Макс Олсон благоговейно смотрел на фотографию, будто прогрузившись в воспоминания. Затянувшись, он выпустил дым, который закачался в лучах света от софитов.
– Варшава, – торжественно сказал он. – Декабрь тысяча девятьсот семидесятого. – На меня он не посмотрел, а только махнул сигаретой на фотографию. – Узнаете его?
Я сказал: мне очень жаль, но нет.
Он рассмеялся.
– Не нужно передо мной извиняться, молодой человек. За это не нужно. Это Вилли Брандт…[23] – Первую букву имени он произнес жестко на немецкий лад.
– Канцлер Западной Германии?
– Молодец. Канцлер Западной Германии. Величайший канцлер послевоенной Германии, хотя кое-кто, возможно, со мной не согласится. Знаете, где это снято?
– Ну, вы же сказали – в Варшаве…
– Он стоит у памятника полумиллиону евреев из варшавского гетто, которых убили нацисты.
– И он… – я помешкал, боясь не выдержать испытания, – …извиняется?

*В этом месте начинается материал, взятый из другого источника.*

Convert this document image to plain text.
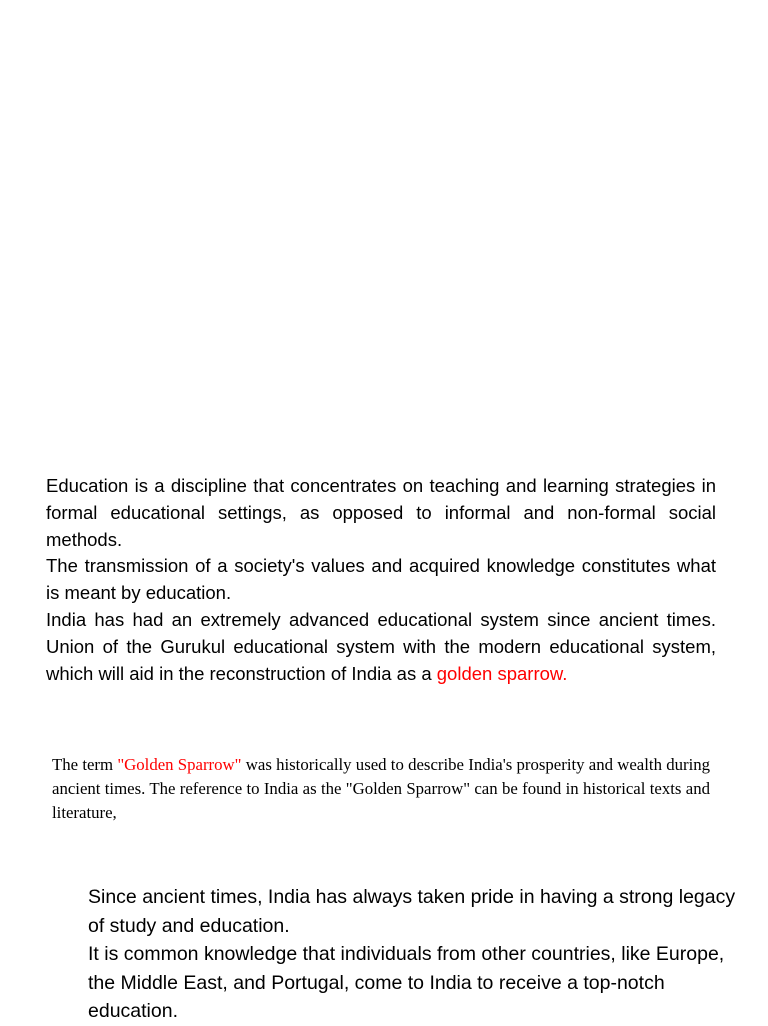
Education is a discipline that concentrates on teaching and learning strategies in formal educational settings, as opposed to informal and non-formal social methods.

The transmission of a society's values and acquired knowledge constitutes what is meant by education.

India has had an extremely advanced educational system since ancient times. Union of the Gurukul educational system with the modern educational system, which will aid in the reconstruction of India as a golden sparrow.

The term "Golden Sparrow" was historically used to describe India's prosperity and wealth during ancient times. The reference to India as the "Golden Sparrow" can be found in historical texts and literature,

Since ancient times, India has always taken pride in having a strong legacy of study and education.

It is common knowledge that individuals from other countries, like Europe, the Middle East, and Portugal, come to India to receive a top-notch education.
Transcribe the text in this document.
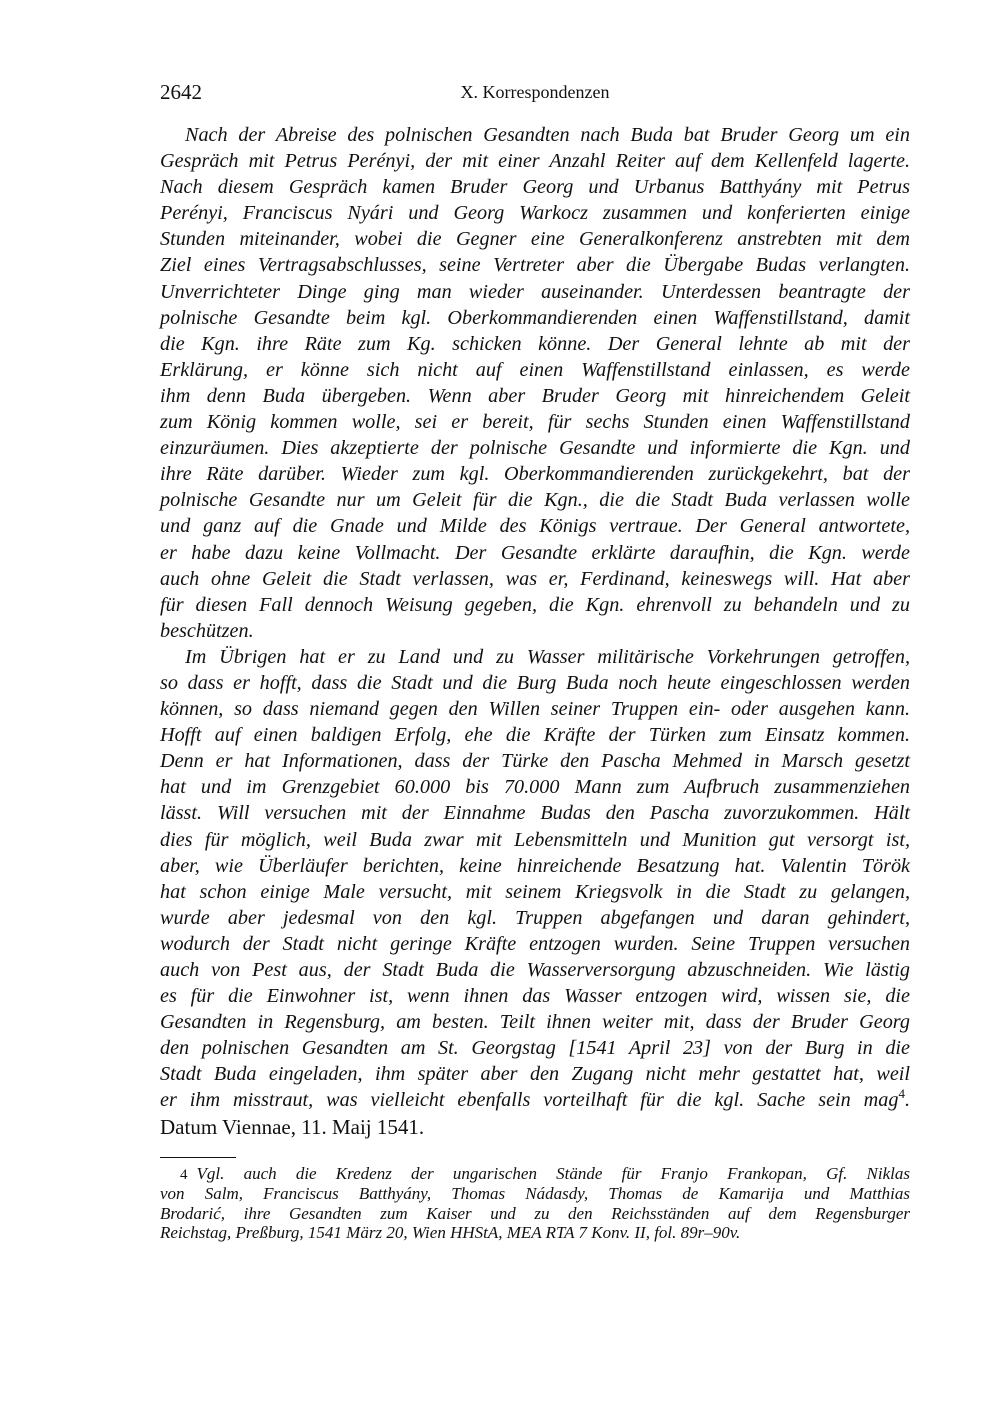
2642	X. Korrespondenzen
Nach der Abreise des polnischen Gesandten nach Buda bat Bruder Georg um ein
Gespräch mit Petrus Perényi, der mit einer Anzahl Reiter auf dem Kellenfeld lagerte.
Nach diesem Gespräch kamen Bruder Georg und Urbanus Batthyány mit Petrus
Perényi, Franciscus Nyári und Georg Warkocz zusammen und konferierten einige
Stunden miteinander, wobei die Gegner eine Generalkonferenz anstrebten mit dem
Ziel eines Vertragsabschlusses, seine Vertreter aber die Übergabe Budas verlangten.
Unverrichteter Dinge ging man wieder auseinander. Unterdessen beantragte der
polnische Gesandte beim kgl. Oberkommandierenden einen Waffenstillstand, damit
die Kgn. ihre Räte zum Kg. schicken könne. Der General lehnte ab mit der
Erklärung, er könne sich nicht auf einen Waffenstillstand einlassen, es werde
ihm denn Buda übergeben. Wenn aber Bruder Georg mit hinreichendem Geleit
zum König kommen wolle, sei er bereit, für sechs Stunden einen Waffenstillstand
einzuräumen. Dies akzeptierte der polnische Gesandte und informierte die Kgn. und
ihre Räte darüber. Wieder zum kgl. Oberkommandierenden zurückgekehrt, bat der
polnische Gesandte nur um Geleit für die Kgn., die die Stadt Buda verlassen wolle
und ganz auf die Gnade und Milde des Königs vertraue. Der General antwortete,
er habe dazu keine Vollmacht. Der Gesandte erklärte daraufhin, die Kgn. werde
auch ohne Geleit die Stadt verlassen, was er, Ferdinand, keineswegs will. Hat aber
für diesen Fall dennoch Weisung gegeben, die Kgn. ehrenvoll zu behandeln und zu
beschützen.
Im Übrigen hat er zu Land und zu Wasser militärische Vorkehrungen getroffen,
so dass er hofft, dass die Stadt und die Burg Buda noch heute eingeschlossen werden
können, so dass niemand gegen den Willen seiner Truppen ein- oder ausgehen kann.
Hofft auf einen baldigen Erfolg, ehe die Kräfte der Türken zum Einsatz kommen.
Denn er hat Informationen, dass der Türke den Pascha Mehmed in Marsch gesetzt
hat und im Grenzgebiet 60.000 bis 70.000 Mann zum Aufbruch zusammenziehen
lässt. Will versuchen mit der Einnahme Budas den Pascha zuvorzukommen. Hält
dies für möglich, weil Buda zwar mit Lebensmitteln und Munition gut versorgt ist,
aber, wie Überläufer berichten, keine hinreichende Besatzung hat. Valentin Török
hat schon einige Male versucht, mit seinem Kriegsvolk in die Stadt zu gelangen,
wurde aber jedesmal von den kgl. Truppen abgefangen und daran gehindert,
wodurch der Stadt nicht geringe Kräfte entzogen wurden. Seine Truppen versuchen
auch von Pest aus, der Stadt Buda die Wasserversorgung abzuschneiden. Wie lästig
es für die Einwohner ist, wenn ihnen das Wasser entzogen wird, wissen sie, die
Gesandten in Regensburg, am besten. Teilt ihnen weiter mit, dass der Bruder Georg
den polnischen Gesandten am St. Georgstag [1541 April 23] von der Burg in die
Stadt Buda eingeladen, ihm später aber den Zugang nicht mehr gestattet hat, weil
er ihm misstraut, was vielleicht ebenfalls vorteilhaft für die kgl. Sache sein mag$^4$.
Datum Viennae, 11. Maij 1541.
4 Vgl. auch die Kredenz der ungarischen Stände für Franjo Frankopan, Gf. Niklas
von Salm, Franciscus Batthyány, Thomas Nádasdy, Thomas de Kamarija und Matthias
Brodarić, ihre Gesandten zum Kaiser und zu den Reichsständen auf dem Regensburger
Reichstag, Preßburg, 1541 März 20, Wien HHStA, MEA RTA 7 Konv. II, fol. 89r–90v.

– Плодотворная для Западной Германии инициатива, – одобрительно ответил Макс и, устало качнув головой, добавил: – Господи, как же в тот день было холодно.
– Вы там были?
– О, разумеется. Я стою за толстым армейцем в форменной фуражке. Видите его? Ну, я сразу справа и чуть позади…
– Извините. Я не совсем…
– Я там был, вот и все. А после Вилли мне сказал… Подошел ко мне, хлопнул по плечу и сказал: «Макс, может, мне следует подыскать себе подштанники потеплее…»
– Вы знали Вилли Брандта?
– В шестидесятых-семидесятых я одно время был прикомандирован к нашему посольству в Бонне.
Сказано было так, будто это само собой разумелось. Он снова замолчал и глубоко затянулся сигаретой.
– Вот он наш человек, Марк. Образец для подражания команде Покаянного Подхода. С тех пор подобных выступлений не бывало.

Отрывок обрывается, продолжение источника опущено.